Lorsque le preneur n’utilise pas l’emplacement pour son activité économique, c’est-à-dire qu’il ne dispose pas de la qualité d’assujetti à la TVA, la mise à disposition de l’emplacement pour l’entreposage de biens sera toujours soumise à la TVA si elle répond aux conditions suivantes :

  • Le bâtiment est considéré comme un emplacement utilisé pour l’entreposage de biens dès lors qu’il est utilisé à plus de 50% à cet effet. A cette fin, il sera tenu compte de la superficie ou du volume occupé. Un emplacement sera considéré comme étant utilisé à des fins d’entreposage de biens pour plus de 50%, si la surface ou le volume de la partie de l’emplacement utilisée à cette fin est supérieure à 50% de la surface ou du volume total de l’emplacement.
  • La partie de l’emplacement non utilisée pour l’entreposage ne peut être utilisée comme espace de vente pour plus de 10% de l’emplacement pris dans son entièreté.

Veuillez noter que la taxation du loyer est obligatoire dès que l’emplacement mis à disposition répond à ces conditions.
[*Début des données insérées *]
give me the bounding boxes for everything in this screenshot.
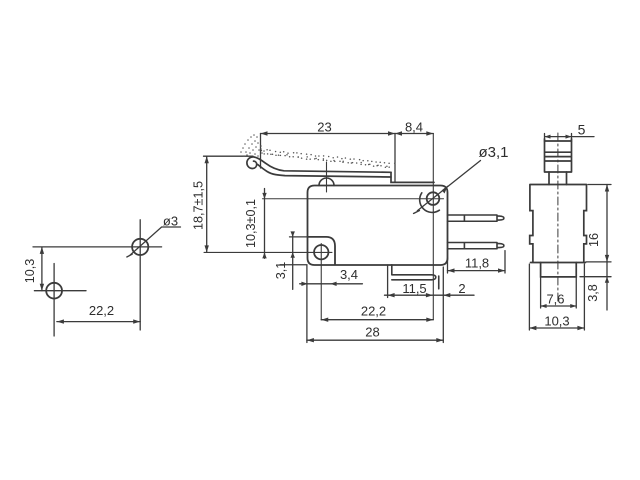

Lorsque le preneur utilise ces emplacements pour son activité économique, c’est-à-dire dans le cadre de son activité qui lui confère la qualité d’assujetti à la TVA, la taxation des loyers n’est pas automatique et tombe sous le régime de la taxation optionnelle des loyers. En d’autres termes, les parties devront conjointement opter pour la soumission à la TVA des loyers.

Il importe à cet égard de noter que la condition selon laquelle le bâtiment doit avoir été construit à partir du 1er octobre 2018 ne s’applique pas à l’égard des bâtiments destinés à l’entreposage des biens de sorte que le régime de taxation optionnelle des loyers peut être appliqué à des bâtiments anciens pour autant qu’ils remplissent les critères évoqués ci-avant.

En effet, le lieu d’entreposage devra, dans un contexte B2B, principalement être dédié à l’entreposage de biens (i.e. au moins 50% de la superficie ou du volume de l’emplacement) et ne pourra pas comprendre un espace de vente de plus de 10% de la surface ou du volume du bâtiment.

Quid des contrats conclus avant le 1er janvier 2019 ?

Pour les contrats d’entreposage conclus avant le 1er janvier 2019, si la mise à disposition était soumise à la TVA sous l’empire de l’ancienne règlementation (i.e. utilisation de l’espace mis à disposition pour l’entreposage de biens à au moins 90%), ils continueront à suivre ce régime de taxation après le 1er janvier 2019 et ce jusqu’à terme du contrat initial, que le locataire utilise l’entrepôt pour son activité économique ou non.

En revanche, les contrats d’entreposage en cours, qui avant le 1er janvier 2019, ne répondaient pas à la définition de contrats de mise à disposition d’emplacements pour l’entreposage de biens parce qu’ils étaient relatifs à des emplacements utilisés à plus de 50% mais à moins de 90% pour l’entreposage de biens et qui par conséquent ne pouvaient pas être taxés, seront, à partir du 1er janvier 2019 qualifiés de contrats relatifs aux prestations de services de mise à disposition d’emplacements pour l’entreposage des biens.

Pour ces contrats, la soumission à la TVA des loyers sera automatique dans la mesure où le preneur est un non-assujetti (i.e. personne qui n’affecte pas le bien à une activité économique). En revanche, pour les contrats en cours conclus avec des assujettis (i.e. personne qui affecte le bien à son activité économique qui lui confère la qualité d’assujetti à la TVA), la soumission à la TVA des loyers ne sera pas automatique, le bailleur et le locataire devant conjointement opter pour appliquer le régime de taxation optionnelle des loyers s’ils souhaitent bénéficier dudit régime.